'Hack-Attack' at Cayuga Lake
Hackney wins Elite Series stop in upstate N.Y., closes in on first AOY title
Gonzales' Greg Hackney won the A.R.E. Truck Caps Bassmaster Elite Series stop at Cayuga Lake Sunday, finishing with 85 pounds for the week and taking a commanding lead in the Angler of the Year standings.
Greg Hackney saved his best for last at Cayuga Lake on Sunday.
The Gonzales angler and host of Sportsman TV turned in his heaviest bag of the tournament to win the A.R.E. Truck Caps Bassmaster Elite Series stop in upstate New York.
His 5-fish, 23-15 bag was the both the tournament’s and the final day’s biggest, and earned him $100,000 and the victory over Todd Faircloth, who finished more than 9 pounds behind.
Even more importantly, the win makes Hackney pretty tough to beat for the Elite Series Angler of the Year title.
“I’ll ride this as long as I can,” Hackney said. “There are not too many times you get to do this. It’s pretty awesome.”
The Cayuga trophy was the fourth for Hackney in his B.A.S.S. career. Coming more than eight years after his only other Elite win in March 2006, the Cayuga victory broke his Bassmaster winner’s drought.†
He won an FLW Tour in June, and also owns the 2009 Forrest Wood Cup trophy.
Hackney’s strategy was go after the lake’s bigger bass. The tradeoff was sacrificing quantity for quality, taking the chance that he might not return to the docks with a limit — exactly what happened to him on Day 3. Every day he survived off of just a few bites.

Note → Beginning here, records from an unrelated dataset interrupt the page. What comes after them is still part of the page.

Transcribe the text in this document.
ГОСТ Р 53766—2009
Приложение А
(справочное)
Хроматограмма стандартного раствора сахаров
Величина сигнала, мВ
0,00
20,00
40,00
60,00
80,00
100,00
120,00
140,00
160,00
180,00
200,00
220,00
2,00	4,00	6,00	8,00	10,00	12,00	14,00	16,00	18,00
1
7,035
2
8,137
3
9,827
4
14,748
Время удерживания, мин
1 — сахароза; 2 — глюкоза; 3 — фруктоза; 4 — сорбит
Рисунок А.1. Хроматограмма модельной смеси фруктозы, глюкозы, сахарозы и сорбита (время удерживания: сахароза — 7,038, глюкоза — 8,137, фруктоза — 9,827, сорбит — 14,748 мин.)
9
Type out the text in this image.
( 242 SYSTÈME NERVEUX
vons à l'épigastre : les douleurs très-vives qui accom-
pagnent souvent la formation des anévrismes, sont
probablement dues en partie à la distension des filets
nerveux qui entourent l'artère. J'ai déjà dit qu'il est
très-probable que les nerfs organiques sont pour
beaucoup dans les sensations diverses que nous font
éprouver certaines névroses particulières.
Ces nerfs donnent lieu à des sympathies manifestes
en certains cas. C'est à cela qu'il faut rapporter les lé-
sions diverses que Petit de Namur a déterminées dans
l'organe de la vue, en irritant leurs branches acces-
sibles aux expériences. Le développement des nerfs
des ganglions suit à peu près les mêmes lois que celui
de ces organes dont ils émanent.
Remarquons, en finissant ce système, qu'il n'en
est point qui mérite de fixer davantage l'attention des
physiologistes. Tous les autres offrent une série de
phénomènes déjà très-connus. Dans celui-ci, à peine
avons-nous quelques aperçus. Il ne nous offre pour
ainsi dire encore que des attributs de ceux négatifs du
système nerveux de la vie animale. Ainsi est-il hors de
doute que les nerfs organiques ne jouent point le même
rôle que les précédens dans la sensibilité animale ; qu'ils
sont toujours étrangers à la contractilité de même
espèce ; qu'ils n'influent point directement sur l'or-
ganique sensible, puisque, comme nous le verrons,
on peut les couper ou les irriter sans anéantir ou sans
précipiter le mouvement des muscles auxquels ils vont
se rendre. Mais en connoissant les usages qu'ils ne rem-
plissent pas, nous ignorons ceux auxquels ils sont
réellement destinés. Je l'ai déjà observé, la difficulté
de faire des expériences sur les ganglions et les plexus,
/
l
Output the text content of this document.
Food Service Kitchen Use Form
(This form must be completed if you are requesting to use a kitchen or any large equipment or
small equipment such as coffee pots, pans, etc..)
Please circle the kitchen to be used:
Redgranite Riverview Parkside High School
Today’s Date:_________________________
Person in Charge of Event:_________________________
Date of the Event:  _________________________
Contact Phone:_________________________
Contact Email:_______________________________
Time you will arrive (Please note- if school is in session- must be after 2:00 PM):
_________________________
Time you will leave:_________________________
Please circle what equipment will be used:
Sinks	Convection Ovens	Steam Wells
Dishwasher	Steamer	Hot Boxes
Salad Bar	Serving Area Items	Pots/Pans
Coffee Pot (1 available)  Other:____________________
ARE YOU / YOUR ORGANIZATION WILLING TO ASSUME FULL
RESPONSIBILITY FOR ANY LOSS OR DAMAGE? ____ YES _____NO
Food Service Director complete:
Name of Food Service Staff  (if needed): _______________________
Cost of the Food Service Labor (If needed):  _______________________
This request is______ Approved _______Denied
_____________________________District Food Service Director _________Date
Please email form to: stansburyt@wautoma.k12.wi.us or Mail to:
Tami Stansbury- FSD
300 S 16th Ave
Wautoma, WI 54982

On Sunday, for example, the count was seven or eight, he said.
“You don’t get many bites fishing like that, doesn’t matter what part of the country you do that in,” he said. “I fish like that when there’s deep grass. When you catch them, they’re typically bigger fish on average.”
His primary spot was a grassy ledge that dropped off from 4 to 10 feet, then leveled off into another flat grass ledge, and then to a rocky bottom about 15 feet down.
“The fish were relating to that deep grass edge,” he said.
While he took the majority of his larger fish off his primary spot — the only one with rocks — he had several similar spots along a three- to four-mile stretch, he said.
“I could catch a big one off almost every one of those spots,” he said.
His secret was pitching a heavy skirted bass jig, either a 1-ounce or a 1 1/2-ounce. The heavier lure plummeted deep to the bottom, where the majority of his strikes came.
The jig was his signature Strike King Hack Attack, usually in the blue craw color. He used a Rage Craw trailer in a blue sapphire color to mimic the bluegill in the grass that bass were feeding on.
Only one bass he weighed in over the four days was taken with a different lure, he said. It was a Strike King Shim E Stik that yielded a 5-pounder on the first day, he said.
By Sunday morning about 11 a.m., Hackney had a limit he suspected would be hard to beat, even by himself.
“It got to the point that I felt I couldn’t do any better,” said Hackney. “I almost felt like I was fishing for a fish that didn’t exist.”
That is, a bass bigger than any of the five he had in his livewell.
The semifinal points standings tallied after the Cayuga tournament determined which 50 Elite pros will advance to next month’s season finale, the Toyota Bassmaster Angler of the Year Championship, Sept. 18-21 on Bays de Noc out of Escanaba, Mich. Those 50 will compete for a piece of the $900,000 purse.
At Escanaba, the plums of the season will be awarded. One is the 2014 Angler of the Year title to the Elite pro who earned the most points over the nine 2014 events. He will take home $100,000 of the $900,000 total payout.
Barring epic career disaster at Escanaba, Hackney has a strong chance to win the AOY crown. Closest to catching him are Aaron Martens, Todd Faircloth, Jacob Powroznik, Keith Combs and Mark Davis, in that order.
Hackney is looking for his first AOY title. The closest he had been before was in his rookie year, 2004, when he was runner-up to AOY Gerald Swindle.
Also at the Michigan event, the Top 29 pros in the points standings will have officially qualified for the Classic, Feb. 20-22, 2015, on Lake Hartwell out of Greenville, S.C.†
Several more Elite pros below the 29-cut will also make it into the 2015 world championship due to double-qualifiers who won events in 2014.